Autonomic Nervous System Phenotyping Across Chronic Demyelinating Peripheral Neuropathies: A Comparative Study
Bogdan Bjelica, Teodora Todorovic, Ivo Bozovic, Aleksa Palibrk, Vladimir Jankovic, Ivana Basta, Stojan PericABSTRACT
Background and Aims
This study aimed to systematically phenotype autonomic nervous system (ANS) involvement in patients with chronic inflammatory demyelinating polyneuropathy (CIDP), monoclonal gammopathy of undetermined significance‐associated neuropathy (MGUS‐PNP), Charcot–Marie–Tooth disease Type 1A (CMT1A), and hereditary neuropathy with liability to pressure palsies (HNPP).
Methods
Autonomic symptoms were assessed using the SCales for Outcomes in Parkinson's Disease‐Autonomic Dysfunction (SCOPA‐AUT). Muscle strength and functional disability were evaluated using the Medical Research Council (MRC) scale, the Inflammatory Neuropathy Cause and Treatment (INCAT) disability scale, and the Overall Neuropathy Limitation Scale (ONLS).
Results
A total of 343 participants were included: 98 with CIDP (mean age: 59.2 ± 13.2 years), 51 with MGUS‐PNP (66.0 ± 11.3 years), 51 with CMT1A (51.2 ± 13.1 years), 18 with HNPP (40.6 ± 15.1 years), and 125 healthy controls (58.2 ± 13.3 years).
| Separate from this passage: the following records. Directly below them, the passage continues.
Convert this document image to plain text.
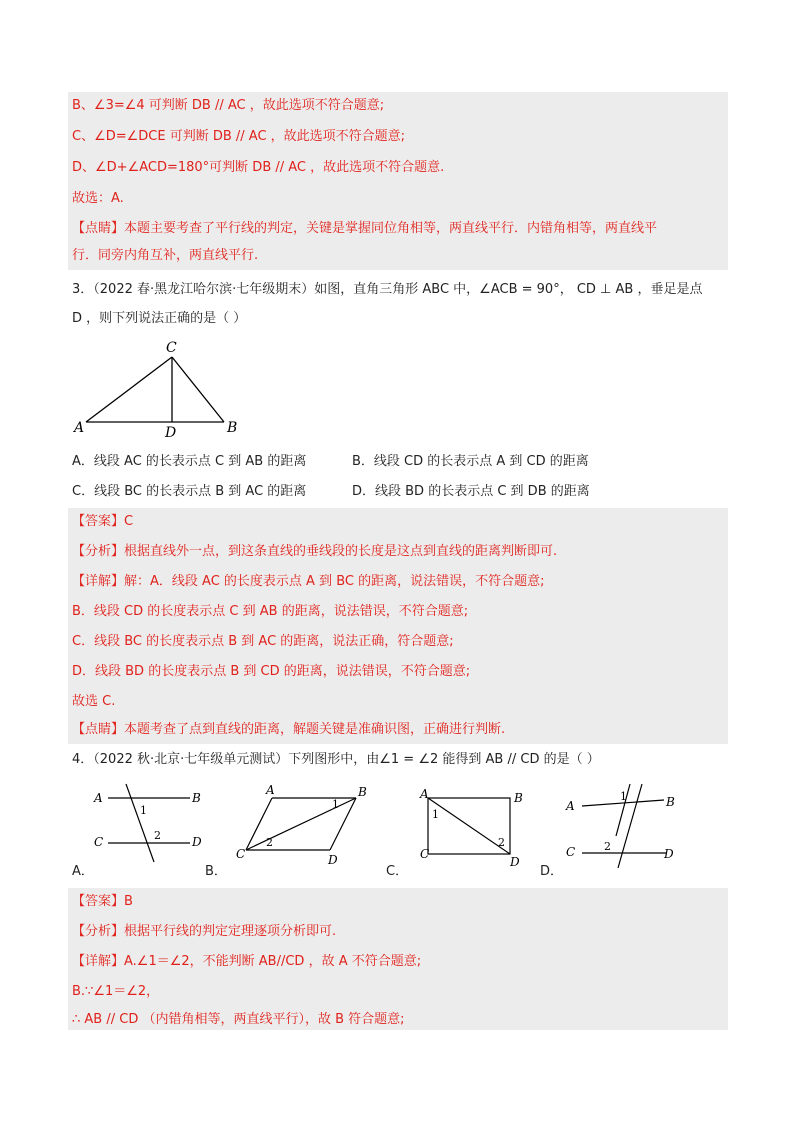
B、∠3=∠4 可判断 DB // AC ，故此选项不符合题意;
C、∠D=∠DCE 可判断 DB // AC ，故此选项不符合题意;
D、∠D+∠ACD=180°可判断 DB // AC ，故此选项不符合题意.
故选：A.
【点睛】本题主要考查了平行线的判定，关键是掌握同位角相等，两直线平行．内错角相等，两直线平
行．同旁内角互补，两直线平行.
3．（2022 春·黑龙江哈尔滨·七年级期末）如图，直角三角形 ABC 中，∠ACB = 90°， CD ⊥ AB ，垂足是点
D ，则下列说法正确的是（ ）
C
A	D	B
A．线段 AC 的长表示点 C 到 AB 的距离	B．线段 CD 的长表示点 A 到 CD 的距离
C．线段 BC 的长表示点 B 到 AC 的距离	D．线段 BD 的长表示点 C 到 DB 的距离
【答案】C
【分析】根据直线外一点，到这条直线的垂线段的长度是这点到直线的距离判断即可.
【详解】解：A．线段 AC 的长度表示点 A 到 BC 的距离，说法错误，不符合题意;
B．线段 CD 的长度表示点 C 到 AB 的距离，说法错误，不符合题意;
C．线段 BC 的长度表示点 B 到 AC 的距离，说法正确，符合题意;
D．线段 BD 的长度表示点 B 到 CD 的距离，说法错误，不符合题意;
故选 C.
【点睛】本题考查了点到直线的距离，解题关键是准确识图，正确进行判断.
4．（2022 秋·北京·七年级单元测试）下列图形中，由∠1 = ∠2 能得到 AB // CD 的是（ ）
A	B
C	D
1
2
A	B
C	D
1
2
A	B
C
D
1
2
A	B
C	D
1
2
A．	B．	C．	D．
【答案】B
【分析】根据平行线的判定定理逐项分析即可.
【详解】A.∠1＝∠2，不能判断 AB//CD ，故 A 不符合题意;
B.∵∠1＝∠2，
∴ AB // CD （内错角相等，两直线平行），故 B 符合题意;
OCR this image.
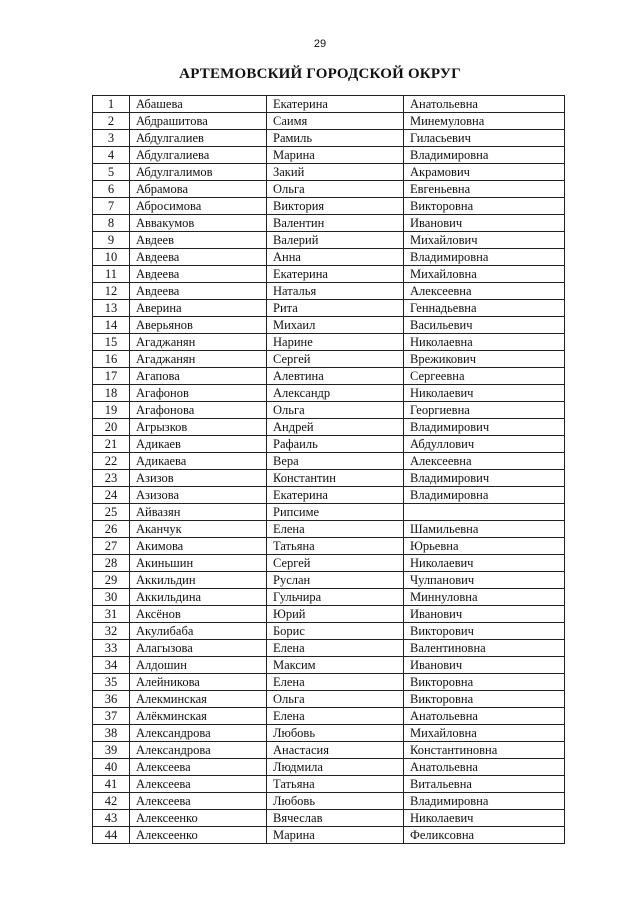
29
АРТЕМОВСКИЙ ГОРОДСКОЙ ОКРУГ
1	Абашева	Екатерина	Анатольевна
2	Абдрашитова	Саимя	Минемуловна
3	Абдулгалиев	Рамиль	Гиласьевич
4	Абдулгалиева	Марина	Владимировна
5	Абдулгалимов	Закий	Акрамович
6	Абрамова	Ольга	Евгеньевна
7	Абросимова	Виктория	Викторовна
8	Аввакумов	Валентин	Иванович
9	Авдеев	Валерий	Михайлович
10	Авдеева	Анна	Владимировна
11	Авдеева	Екатерина	Михайловна
12	Авдеева	Наталья	Алексеевна
13	Аверина	Рита	Геннадьевна
14	Аверьянов	Михаил	Васильевич
15	Агаджанян	Нарине	Николаевна
16	Агаджанян	Сергей	Врежикович
17	Агапова	Алевтина	Сергеевна
18	Агафонов	Александр	Николаевич
19	Агафонова	Ольга	Георгиевна
20	Агрызков	Андрей	Владимирович
21	Адикаев	Рафаиль	Абдуллович
22	Адикаева	Вера	Алексеевна
23	Азизов	Константин	Владимирович
24	Азизова	Екатерина	Владимировна
25	Айвазян	Рипсиме	
26	Аканчук	Елена	Шамильевна
27	Акимова	Татьяна	Юрьевна
28	Акиньшин	Сергей	Николаевич
29	Аккильдин	Руслан	Чулпанович
30	Аккильдина	Гульчира	Миннуловна
31	Аксёнов	Юрий	Иванович
32	Акулибаба	Борис	Викторович
33	Алагызова	Елена	Валентиновна
34	Алдошин	Максим	Иванович
35	Алейникова	Елена	Викторовна
36	Алекминская	Ольга	Викторовна
37	Алёкминская	Елена	Анатольевна
38	Александрова	Любовь	Михайловна
39	Александрова	Анастасия	Константиновна
40	Алексеева	Людмила	Анатольевна
41	Алексеева	Татьяна	Витальевна
42	Алексеева	Любовь	Владимировна
43	Алексеенко	Вячеслав	Николаевич
44	Алексеенко	Марина	Феликсовна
Compared with healthy controls, patients with CIDP, MGUS‐PNP, and CMT1A showed significantly higher total SCOPA‐AUT scores ( p < 0.01). Distinct, disease‐specific ANS symptom patterns were observed across neuropathy subtypes. Overall disability was independently associated with overall autonomic symptom burden in MGUS‐PNP ( β = 0.42, p < 0.05) and CMT1A ( β = 0.68, p < 0.05). In CIDP, patients with active disease showed higher autonomic symptom burden than those with inactive disease (12.7 ± 11.7 vs. 8.6 ± 7.9, p = 0.042).
Interpretation
Patients with CIDP, MGUS‐PNP, and CMT1A exhibit a substantial autonomic symptom burden with distinct disease‐specific ANS patterns. These findings highlight the relevance of autonomic dysfunction in immune‐mediated and hereditary neuropathies and warrant further studies to clarify their clinical and prognostic significance.